Sunday at the beach on Lake Wanaka

We're renting a cabin again tonight. I think we've only tented two or three nights this whole trip. Makes me wonder why I've carried this tent all the way from Picton.

January 20, 2006

1/21/06 Makarora NZ

80.1 km / 1045 km total

Thomas woke up early to see us off. He was especially amazed at seeing how George packs. [laugh] A bit cloudy and very cool as we set off.

Dressed for rain, just in case

Basically, we had 40 km of gradual climbing before we hit the really steep road to Haast Pass. The first part had us hugging the edge of the Haast River Valley. Because the valley walls are so steep, there were tons of waterfalls. But the vegetation was so thick, we heard more waterfalls than we could see.

Had our first real bad encounter with the 'infamous' sandflies. Near Pleasant Flat, we decided to stop for a lunch break so we would be ready for the climb up to the pass. But as soon as we stopped moving, the sandflies descended on us. We ended up walking, stomping our feet and waving our arms, all while we ate. What a sight that was, three grown men dancing around with sandwiches in our hands.

Soon though, we crossed the Gates of Haast bridge. You could hear the roar of the river as it cascaded down among car-sized boulders. Mike and George took off while I snapped a few pictures. But once across the bridge, i found it too steep to keep pedaling. There is no shame in pushing a bike.

Eventually the steep grade eased up a bit and I was able to get back onto the bike. Stopped at the Thunder Creek Falls and saw Dan and Hamish again at Fantail Falls.

Thunder Creek Falls


Green, green, green!

The final climb was anticlimactic compared to the initial steep ascent. Too bad all that climbing didn't give us much of a downhill on the other side. But I did get my top speed up to 72 kph (45 mph).

Mike, George, Jim, Dan, Hamish at Haast Pass


The last stretch of very different landscape
was straight as an arrow to Makarora

Still cloudy and cool as we rode into Makarora.
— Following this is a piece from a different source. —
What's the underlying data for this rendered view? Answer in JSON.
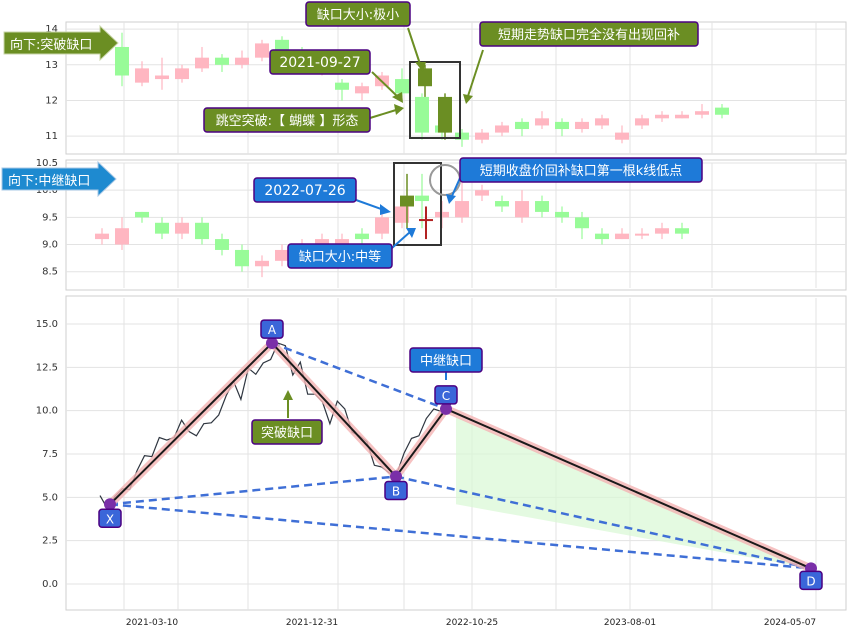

George wanted a cabin, so we're in an A-frame cabin. Basically the town ins the motor camp. Had a pretty good AYCE dinner buffet before heading for bed.
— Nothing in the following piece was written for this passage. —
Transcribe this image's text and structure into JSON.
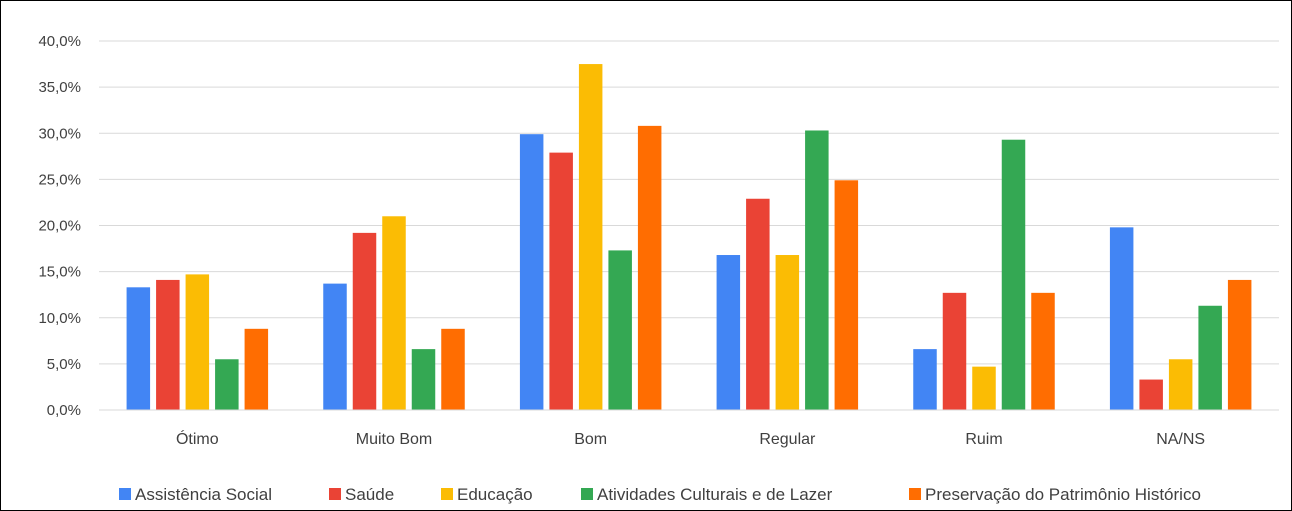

The only problem is that it stays up so long, sitting around 10PM. Hard to get used to.

1/20/06 Haast NZ

125.3 km / 965 km total

Another beautiful morning but it was still very cold. I took a chance and didn't wear any socks with my bike sandals. In the sun, it was fine, but most of the morning we were in the shade so my toes were pretty numb.

Crossing a suspension bridge


Mountains hung over us all morning

Actually made great time, averaging 20 kph all morning. Lots of creeks and river crossings, several on one-lane suspension bridges. Only a few more glimpses of snow peaks but the mountains were still impressive.
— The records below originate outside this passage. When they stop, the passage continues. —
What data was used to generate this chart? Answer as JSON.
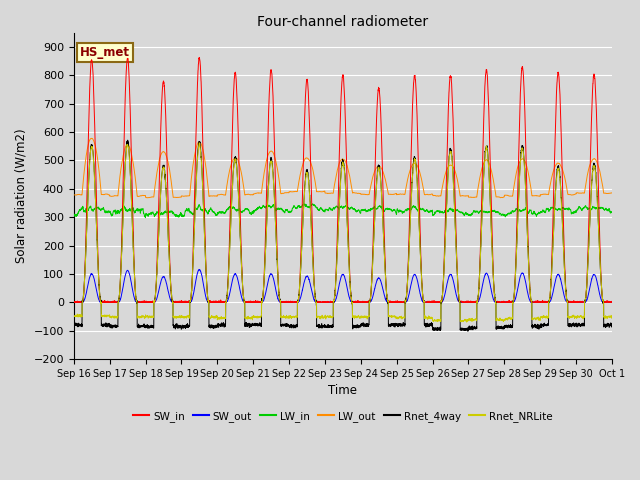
{
  "title": "Four-channel radiometer",
  "xlabel": "Time",
  "ylabel": "Solar radiation (W/m2)",
  "ylim": [
    -200,
    950
  ],
  "yticks": [
    -200,
    -100,
    0,
    100,
    200,
    300,
    400,
    500,
    600,
    700,
    800,
    900
  ],
  "background_color": "#d8d8d8",
  "plot_bg_color": "#d8d8d8",
  "annotation_text": "HS_met",
  "annotation_box_color": "#ffffcc",
  "annotation_box_edge": "#8B6914",
  "legend_entries": [
    "SW_in",
    "SW_out",
    "LW_in",
    "LW_out",
    "Rnet_4way",
    "Rnet_NRLite"
  ],
  "legend_colors": [
    "#ff0000",
    "#0000ff",
    "#00cc00",
    "#ff8c00",
    "#000000",
    "#cccc00"
  ],
  "num_days": 15,
  "day_labels": [
    "Sep 16",
    "Sep 17",
    "Sep 18",
    "Sep 19",
    "Sep 20",
    "Sep 21",
    "Sep 22",
    "Sep 23",
    "Sep 24",
    "Sep 25",
    "Sep 26",
    "Sep 27",
    "Sep 28",
    "Sep 29",
    "Sep 30",
    "Oct 1"
  ],
  "grid_color": "#ffffff",
  "SW_in_peak": [
    855,
    860,
    780,
    862,
    810,
    820,
    785,
    800,
    755,
    800,
    800,
    820,
    830,
    810,
    805
  ],
  "SW_out_peak": [
    100,
    112,
    90,
    115,
    100,
    100,
    92,
    98,
    85,
    98,
    98,
    102,
    103,
    98,
    98
  ],
  "LW_in_base": [
    315,
    310,
    305,
    310,
    315,
    320,
    325,
    320,
    315,
    315,
    310,
    305,
    310,
    315,
    320
  ],
  "LW_in_noise": [
    25,
    30,
    25,
    25,
    20,
    20,
    20,
    20,
    20,
    20,
    20,
    20,
    20,
    20,
    20
  ],
  "LW_out_base": [
    380,
    375,
    370,
    375,
    380,
    385,
    390,
    385,
    380,
    380,
    375,
    370,
    375,
    380,
    385
  ],
  "LW_out_day_bump": [
    200,
    180,
    160,
    190,
    130,
    150,
    120,
    120,
    100,
    110,
    110,
    130,
    130,
    110,
    120
  ],
  "Rnet_4way_peak": [
    555,
    565,
    480,
    565,
    510,
    505,
    465,
    500,
    480,
    510,
    540,
    550,
    550,
    480,
    490
  ],
  "Rnet_4way_night": [
    -80,
    -85,
    -85,
    -85,
    -80,
    -80,
    -85,
    -85,
    -80,
    -80,
    -95,
    -90,
    -85,
    -80,
    -80
  ],
  "Rnet_NRLite_peak": [
    550,
    558,
    475,
    558,
    505,
    498,
    458,
    493,
    473,
    503,
    533,
    545,
    543,
    473,
    483
  ],
  "Rnet_NRLite_night": [
    -48,
    -52,
    -52,
    -52,
    -55,
    -52,
    -52,
    -52,
    -52,
    -55,
    -65,
    -62,
    -58,
    -52,
    -52
  ]
}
We rode along the coast most of the day. Our guide on the glacier said that the mountains were only 20 km from the sea.

The forest barely gives way to the road

It wasn't guidebooks, but we stopped for lunch on the Salmon Farm Cafe. Good homemade food. And you could even feed the salmon. Along side the fishnet pens, you could also see huge wild Brown Trout.

Naturally, after filling our bellies, we had a series of climbs. At the top of one was Knight's Point Lookout. Spectacular view. But the last climb sure was a killer. After that it was only 25 km to town.

More riding up and down the coast


Tomorrow we start to go up through there

Since there wasn't anyplace to camp, we decided to stay at the backpackers. This is only our second try with these private hostels, but this one was another really good one, complete with an atrium lounge.

After dinner, we met Thomas and Rahel from Switzerland who have been cycling New Zealand for two months. They only have ten days left.

Cyclists Rahel & Thomas (Switzerland)

Just as we arrived in town, we saw Dan and Hamish as they were leaving. Hopefully we'll be camping with them in Makarora tomorrow night.

The big news today was I was laid off. Actually my whole department was. My boss sent me an email but I won't know the details of my severance until I go home. Or I could stay. Dan and Hamish said they'd love to have me along with them if I wanted to continue my ride after Mike and George head home. I'll think about it.